“What a beastly shame,” he said. “You will simply hate it. Cannot your father get you something better?”
“I don’t think so. He has always lived a very quiet life; he has not got any influential friends—but really, what’s the good of talking about it? Something may turn up. Let’s watch the cricket.”
“Oh, rot, man!” expostulated Marston. “You can’t let the thing drop like this. After all, my father is rather a big pot in the varnish world; he may be able to do something.”
“But I don’t know anything about varnish.”
“You don’t need to, my dear fellow. The less you know about it the better. All you’ve got to do is to believe that our kind of varnish is the best.” And as they walked round the ground during the tea interval a happy idea occurred to Marston.
“I’ve got it,” he said. “We have got a cricket match on Saturday against the village; we’re quite likely to be a man short; at any rate we can always play twelve-a-side. You come down and stay the week-end with us. The pater’s frightfully keen on cricket. If you can manage to make a few he’s sure to be impressed, and then I’ll tell him all about you. You will get a pleasant week-end and I expect quite a good game of cricket.”
Roland naturally accepted this proposal eagerly. He did not, however, tell his people of the prospect of a job in Marston & Marston, Limited; he preferred to wait till things were settled one way or another. If he were to be disappointed, he would prefer to be disappointed alone. He did not need any sympathy at such a time.
But when he went round to the Curtises’ April could tell, from the glow in his face, that he was unusually excited about something. She did not have a chance to speak to him when he was in the drawing-room. Her mother talked and talked. Arthur had just gone back to school and she was garrulous about his outfit.

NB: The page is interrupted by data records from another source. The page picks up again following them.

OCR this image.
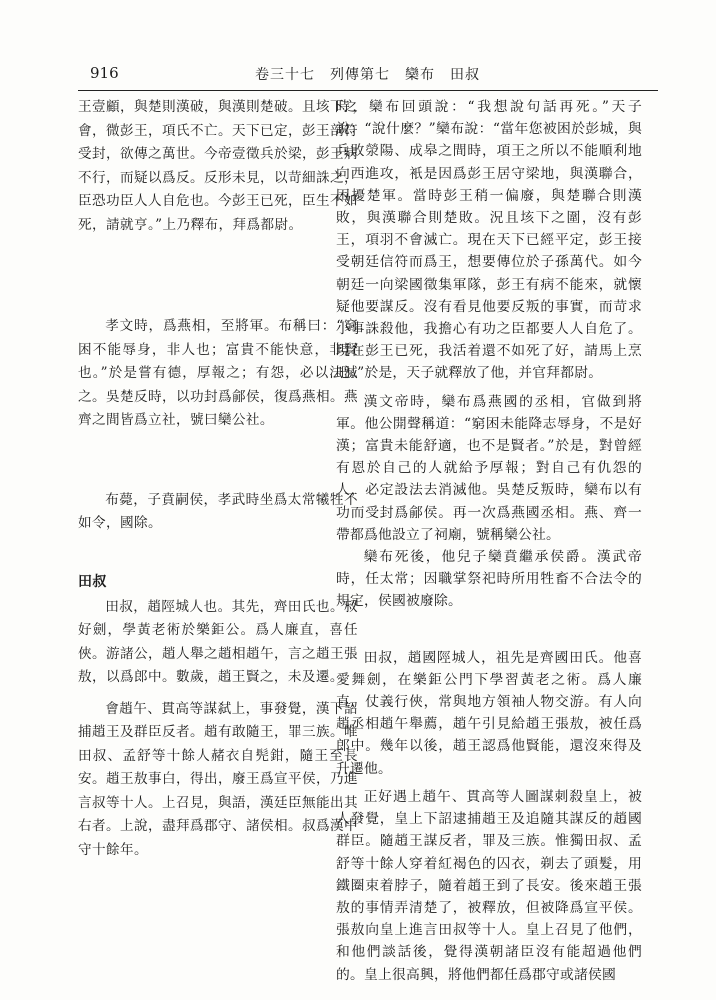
916	卷三十七　列傳第七　欒布　田叔

王壹顧，與楚則漢破，與漢則楚破。且垓下之會，微彭王，項氏不亡。天下已定，彭王剖符受封，欲傳之萬世。今帝壹徵兵於梁，彭王病不行，而疑以爲反。反形未見，以苛細誅之，臣恐功臣人人自危也。今彭王已死，臣生不如死，請就亨。”上乃釋布，拜爲都尉。

孝文時，爲燕相，至將軍。布稱曰：“窮困不能辱身，非人也；富貴不能快意，非賢也。”於是嘗有德，厚報之；有怨，必以法滅之。吳楚反時，以功封爲鄃侯，復爲燕相。燕齊之間皆爲立社，號曰欒公社。

布薨，子賁嗣侯，孝武時坐爲太常犧牲不如令，國除。

田叔

田叔，趙陘城人也。其先，齊田氏也。叔好劍，學黃老術於樂鉅公。爲人廉直，喜任俠。游諸公，趙人舉之趙相趙午，言之趙王張敖，以爲郎中。數歲，趙王賢之，未及遷。

會趙午、貫高等謀弑上，事發覺，漢下詔捕趙王及群臣反者。趙有敢隨王，罪三族。唯田叔、孟舒等十餘人赭衣自髡鉗，隨王至長安。趙王敖事白，得出，廢王爲宣平侯，乃進言叔等十人。上召見，與語，漢廷臣無能出其右者。上說，盡拜爲郡守、諸侯相。叔爲漢中守十餘年。

時，欒布回頭說：“我想說句話再死。”天子說：“說什麼？”欒布說：“當年您被困於彭城，與兵敗滎陽、成皋之間時，項王之所以不能順利地向西進攻，衹是因爲彭王居守梁地，與漢聯合，困擾楚軍。當時彭王稍一偏廢，與楚聯合則漢敗，與漢聯合則楚敗。況且垓下之圍，沒有彭王，項羽不會滅亡。現在天下已經平定，彭王接受朝廷信符而爲王，想要傳位於子孫萬代。如今朝廷一向梁國徵集軍隊，彭王有病不能來，就懷疑他要謀反。沒有看見他要反叛的事實，而苛求小事誅殺他，我擔心有功之臣都要人人自危了。現在彭王已死，我活着還不如死了好，請馬上烹吧。”於是，天子就釋放了他，并官拜都尉。

漢文帝時，欒布爲燕國的丞相，官做到將軍。他公開聲稱道：“窮困未能降志辱身，不是好漢；富貴未能舒適，也不是賢者。”於是，對曾經有恩於自己的人就給予厚報；對自己有仇怨的人，必定設法去消滅他。吳楚反叛時，欒布以有功而受封爲鄃侯。再一次爲燕國丞相。燕、齊一帶都爲他設立了祠廟，號稱欒公社。

欒布死後，他兒子欒賁繼承侯爵。漢武帝時，任太常；因職掌祭祀時所用牲畜不合法令的規定，侯國被廢除。

田叔，趙國陘城人，祖先是齊國田氏。他喜愛舞劍，在樂鉅公門下學習黃老之術。爲人廉直，仗義行俠，常與地方領袖人物交游。有人向趙丞相趙午舉薦，趙午引見給趙王張敖，被任爲郎中。幾年以後，趙王認爲他賢能，還沒來得及升遷他。

正好遇上趙午、貫高等人圖謀刺殺皇上，被人發覺，皇上下詔逮捕趙王及追隨其謀反的趙國群臣。隨趙王謀反者，罪及三族。惟獨田叔、孟舒等十餘人穿着紅褐色的囚衣，剃去了頭髮，用鐵圈束着脖子，隨着趙王到了長安。後來趙王張敖的事情弄清楚了，被釋放，但被降爲宣平侯。張敖向皇上進言田叔等十人。皇上召見了他們，和他們談話後，覺得漢朝諸臣沒有能超過他們的。皇上很高興，將他們都任爲郡守或諸侯國
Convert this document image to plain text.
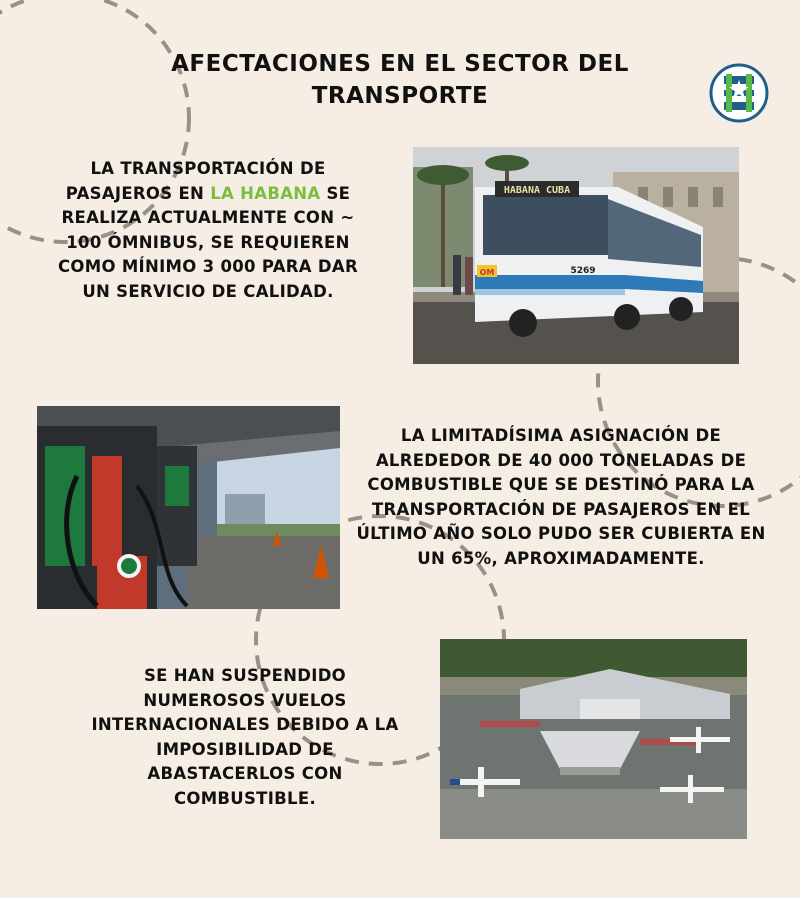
AFECTACIONES EN EL SECTOR DEL TRANSPORTE
LA TRANSPORTACIÓN DE PASAJEROS EN LA HABANA SE REALIZA ACTUALMENTE CON ~ 100 ÓMNIBUS, SE REQUIEREN COMO MÍNIMO 3 000 PARA DAR UN SERVICIO DE CALIDAD.
HABANA CUBA
OM	5269
LA LIMITADÍSIMA ASIGNACIÓN DE ALREDEDOR DE 40 000 TONELADAS DE COMBUSTIBLE QUE SE DESTINÓ PARA LA TRANSPORTACIÓN DE PASAJEROS EN EL ÚLTIMO AÑO SOLO PUDO SER CUBIERTA EN UN 65%, APROXIMADAMENTE.
SE HAN SUSPENDIDO NUMEROSOS VUELOS INTERNACIONALES DEBIDO A LA IMPOSIBILIDAD DE ABASTACERLOS CON COMBUSTIBLE.
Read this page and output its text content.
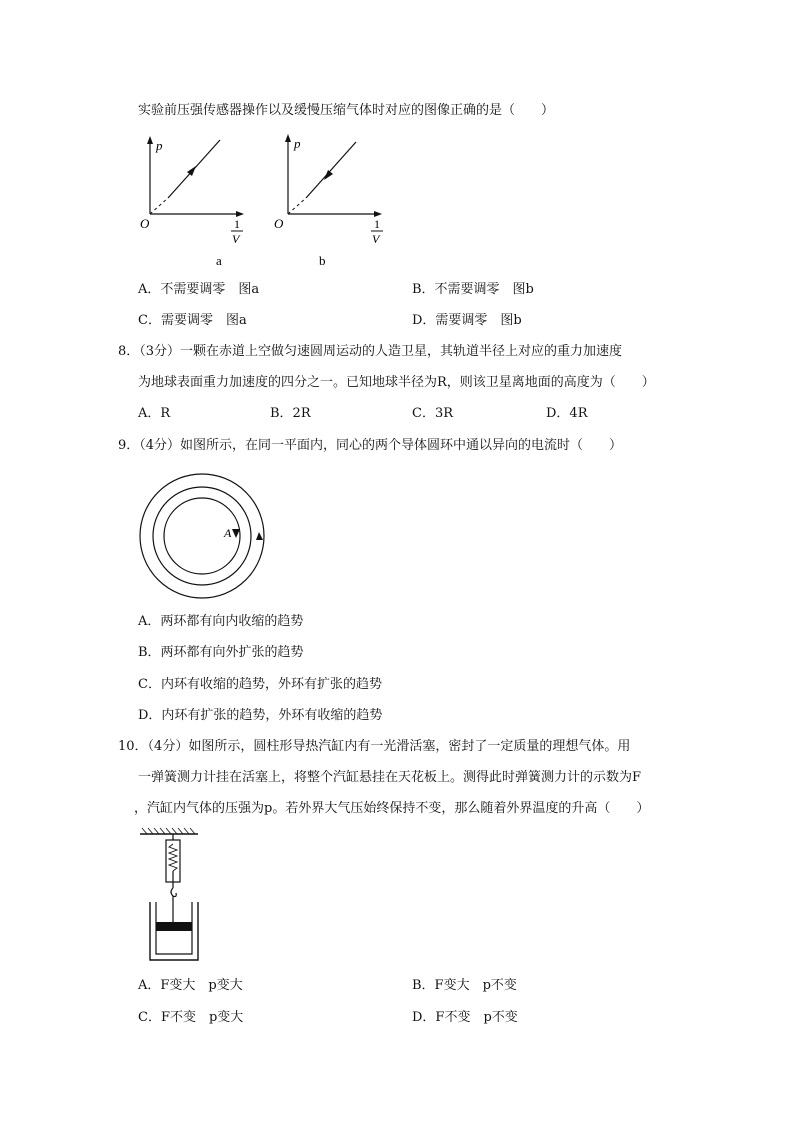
实验前压强传感器操作以及缓慢压缩气体时对应的图像正确的是（　　）
p
O	1
V
a
p
O	1
V
b
A．不需要调零　图a	B．不需要调零　图b
C．需要调零　图a	D．需要调零　图b
8．（3分）一颗在赤道上空做匀速圆周运动的人造卫星，其轨道半径上对应的重力加速度
为地球表面重力加速度的四分之一。已知地球半径为R，则该卫星离地面的高度为（　　）
A．R	B．2R	C．3R	D．4R
9．（4分）如图所示，在同一平面内，同心的两个导体圆环中通以异向的电流时（　　）
A
A．两环都有向内收缩的趋势
B．两环都有向外扩张的趋势
C．内环有收缩的趋势，外环有扩张的趋势
D．内环有扩张的趋势，外环有收缩的趋势
10．（4分）如图所示，圆柱形导热汽缸内有一光滑活塞，密封了一定质量的理想气体。用
一弹簧测力计挂在活塞上，将整个汽缸悬挂在天花板上。测得此时弹簧测力计的示数为F
，汽缸内气体的压强为p。若外界大气压始终保持不变，那么随着外界温度的升高（　　）
A．F变大　p变大	B．F变大　p不变
C．F不变　p变大	D．F不变　p不变
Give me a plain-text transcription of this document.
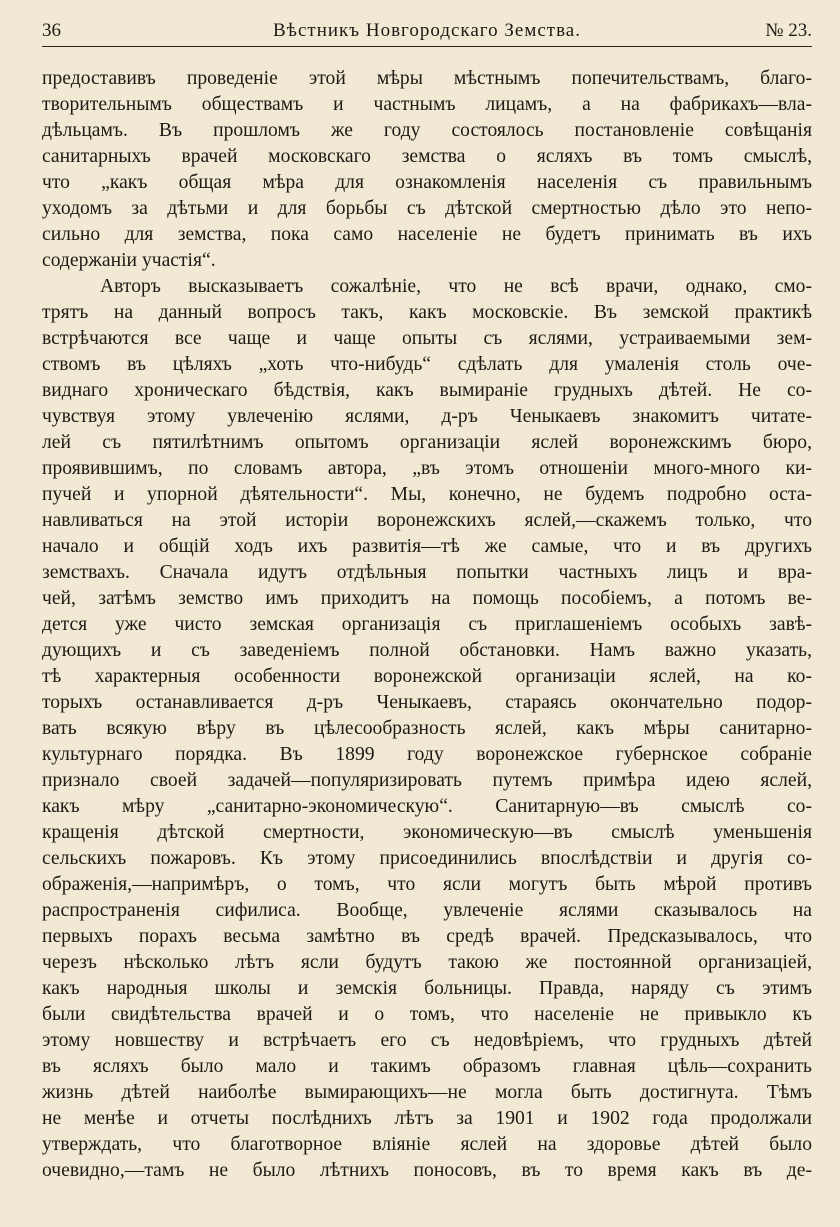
36	Вѣстникъ Новгородскаго Земства.	№ 23.
предоставивъ проведеніе этой мѣры мѣстнымъ попечительствамъ, благо-
творительнымъ обществамъ и частнымъ лицамъ, а на фабрикахъ—вла-
дѣльцамъ. Въ прошломъ же году состоялось постановленіе совѣщанія
санитарныхъ врачей московскаго земства о ясляхъ въ томъ смыслѣ,
что „какъ общая мѣра для ознакомленія населенія съ правильнымъ
уходомъ за дѣтьми и для борьбы съ дѣтской смертностью дѣло это непо-
сильно для земства, пока само населеніе не будетъ принимать въ ихъ
содержаніи участія“.
Авторъ высказываетъ сожалѣніе, что не всѣ врачи, однако, смо-
трятъ на данный вопросъ такъ, какъ московскіе. Въ земской практикѣ
встрѣчаются все чаще и чаще опыты съ яслями, устраиваемыми зем-
ствомъ въ цѣляхъ „хоть что-нибудь“ сдѣлать для умаленія столь оче-
виднаго хроническаго бѣдствія, какъ вымираніе грудныхъ дѣтей. Не со-
чувствуя этому увлеченію яслями, д-ръ Ченыкаевъ знакомитъ читате-
лей съ пятилѣтнимъ опытомъ организаціи яслей воронежскимъ бюро,
проявившимъ, по словамъ автора, „въ этомъ отношеніи много-много ки-
пучей и упорной дѣятельности“. Мы, конечно, не будемъ подробно оста-
навливаться на этой исторіи воронежскихъ яслей,—скажемъ только, что
начало и общій ходъ ихъ развитія—тѣ же самые, что и въ другихъ
земствахъ. Сначала идутъ отдѣльныя попытки частныхъ лицъ и вра-
чей, затѣмъ земство имъ приходитъ на помощь пособіемъ, а потомъ ве-
дется уже чисто земская организація съ приглашеніемъ особыхъ завѣ-
дующихъ и съ заведеніемъ полной обстановки. Намъ важно указать,
тѣ характерныя особенности воронежской организаціи яслей, на ко-
торыхъ останавливается д-ръ Ченыкаевъ, стараясь окончательно подор-
вать всякую вѣру въ цѣлесообразность яслей, какъ мѣры санитарно-
культурнаго порядка. Въ 1899 году воронежское губернское собраніе
признало своей задачей—популяризировать путемъ примѣра идею яслей,
какъ мѣру „санитарно-экономическую“. Санитарную—въ смыслѣ со-
кращенія дѣтской смертности, экономическую—въ смыслѣ уменьшенія
сельскихъ пожаровъ. Къ этому присоединились впослѣдствіи и другія со-
ображенія,—напримѣръ, о томъ, что ясли могутъ быть мѣрой противъ
распространенія сифилиса. Вообще, увлеченіе яслями сказывалось на
первыхъ порахъ весьма замѣтно въ средѣ врачей. Предсказывалось, что
черезъ нѣсколько лѣтъ ясли будутъ такою же постоянной организаціей,
какъ народныя школы и земскія больницы. Правда, наряду съ этимъ
были свидѣтельства врачей и о томъ, что населеніе не привыкло къ
этому новшеству и встрѣчаетъ его съ недовѣріемъ, что грудныхъ дѣтей
въ ясляхъ было мало и такимъ образомъ главная цѣль—сохранить
жизнь дѣтей наиболѣе вымирающихъ—не могла быть достигнута. Тѣмъ
не менѣе и отчеты послѣднихъ лѣтъ за 1901 и 1902 года продолжали
утверждать, что благотворное вліяніе яслей на здоровье дѣтей было
очевидно,—тамъ не было лѣтнихъ поносовъ, въ то время какъ въ де-
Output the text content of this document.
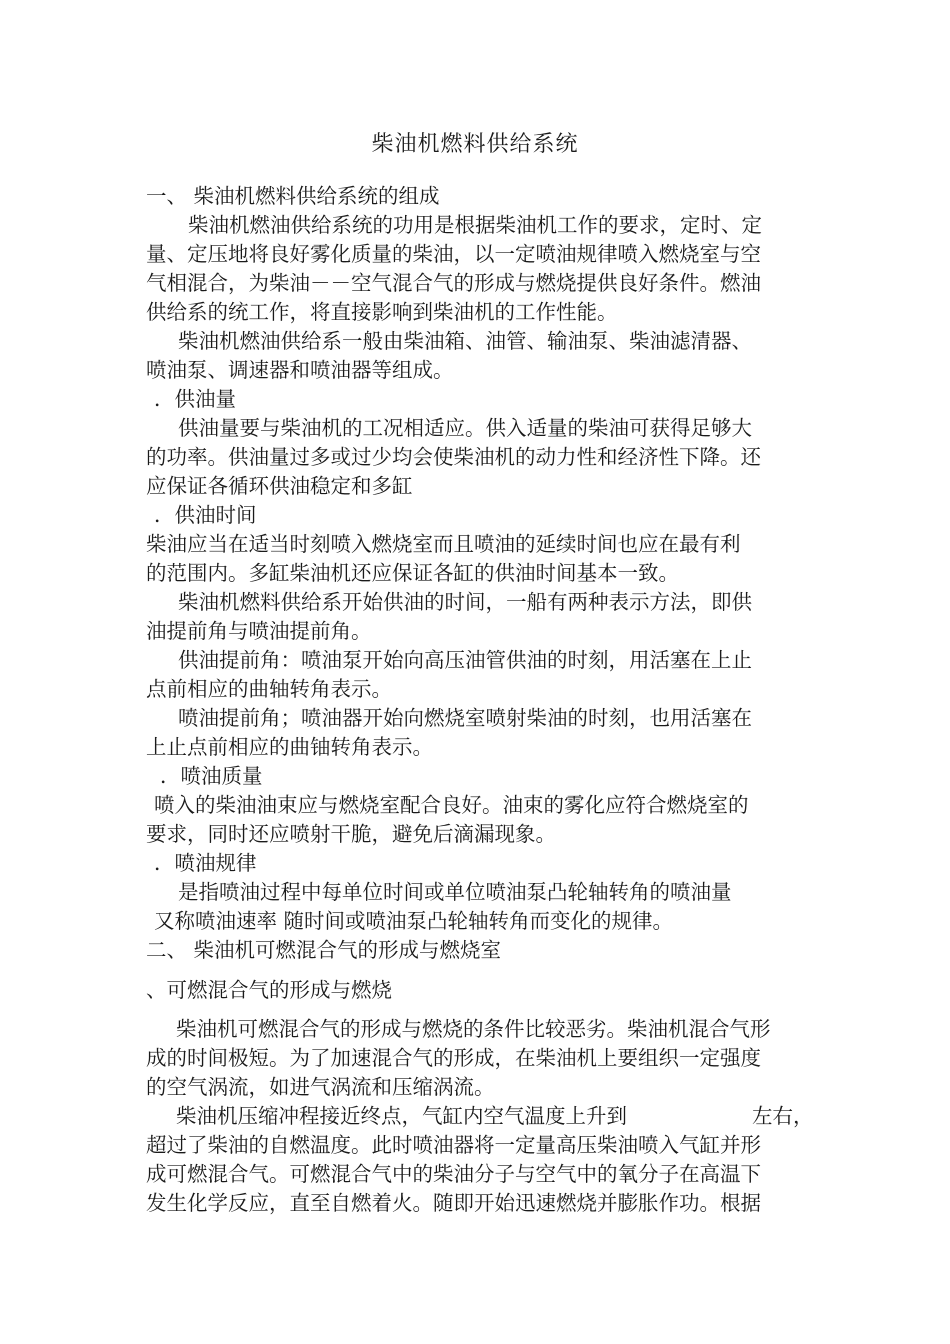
柴油机燃料供给系统
一、 柴油机燃料供给系统的组成
柴油机燃油供给系统的功用是根据柴油机工作的要求，定时、定
量、定压地将良好雾化质量的柴油，以一定喷油规律喷入燃烧室与空
气相混合，为柴油－－空气混合气的形成与燃烧提供良好条件。燃油
供给系的统工作，将直接影响到柴油机的工作性能。
柴油机燃油供给系一般由柴油箱、油管、输油泵、柴油滤清器、
喷油泵、调速器和喷油器等组成。
．供油量
供油量要与柴油机的工况相适应。供入适量的柴油可获得足够大
的功率。供油量过多或过少均会使柴油机的动力性和经济性下降。还
应保证各循环供油稳定和多缸
．供油时间
柴油应当在适当时刻喷入燃烧室而且喷油的延续时间也应在最有利
的范围内。多缸柴油机还应保证各缸的供油时间基本一致。
柴油机燃料供给系开始供油的时间，一船有两种表示方法，即供
油提前角与喷油提前角。
供油提前角：喷油泵开始向高压油管供油的时刻，用活塞在上止
点前相应的曲轴转角表示。
喷油提前角；喷油器开始向燃烧室喷射柴油的时刻，也用活塞在
上止点前相应的曲铀转角表示。
．喷油质量
喷入的柴油油束应与燃烧室配合良好。油束的雾化应符合燃烧室的
要求，同时还应喷射干脆，避免后滴漏现象。
．喷油规律
是指喷油过程中每单位时间或单位喷油泵凸轮轴转角的喷油量
又称喷油速率 随时间或喷油泵凸轮轴转角而变化的规律。
二、 柴油机可燃混合气的形成与燃烧室
、可燃混合气的形成与燃烧
柴油机可燃混合气的形成与燃烧的条件比较恶劣。柴油机混合气形
成的时间极短。为了加速混合气的形成，在柴油机上要组织一定强度
的空气涡流，如进气涡流和压缩涡流。
柴油机压缩冲程接近终点，气缸内空气温度上升到	左右，
超过了柴油的自燃温度。此时喷油器将一定量高压柴油喷入气缸并形
成可燃混合气。可燃混合气中的柴油分子与空气中的氧分子在高温下
发生化学反应，直至自燃着火。随即开始迅速燃烧并膨胀作功。根据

“It is so absurd, you know, Mr. Whately,” she said, “the way people say women care more about clothes than men. There is Arthur to-day; he insisted on having linen shirts instead of woolen ones, although woolen shirts are much nicer and much warmer. ‘My dear Arthur,’ I said, ‘no one can see your shirt; your waistcoat hides most of it and your tie the rest.’ But he said that all the boys wore linen shirts instead of flannel. ‘But, my dear Arthur,’ I said, ‘who is going to see what kind of a shirt you are wearing if it is covered by your waistcoat and tie? And I can cut your sleeves shorter so that they would not be seen beneath your coat.’ And do you know what he said, Mr. Whately? He said, ‘You don’t understand, mother; the boys would see that I was wearing a flannel shirt when I changed for football, and I would be ragged for it.’ Well, now, Mr. Whately, isn’t that absurd?”
She went on talking and talking about every garment she had bought for her son—his ties, his boots, his socks, his coat.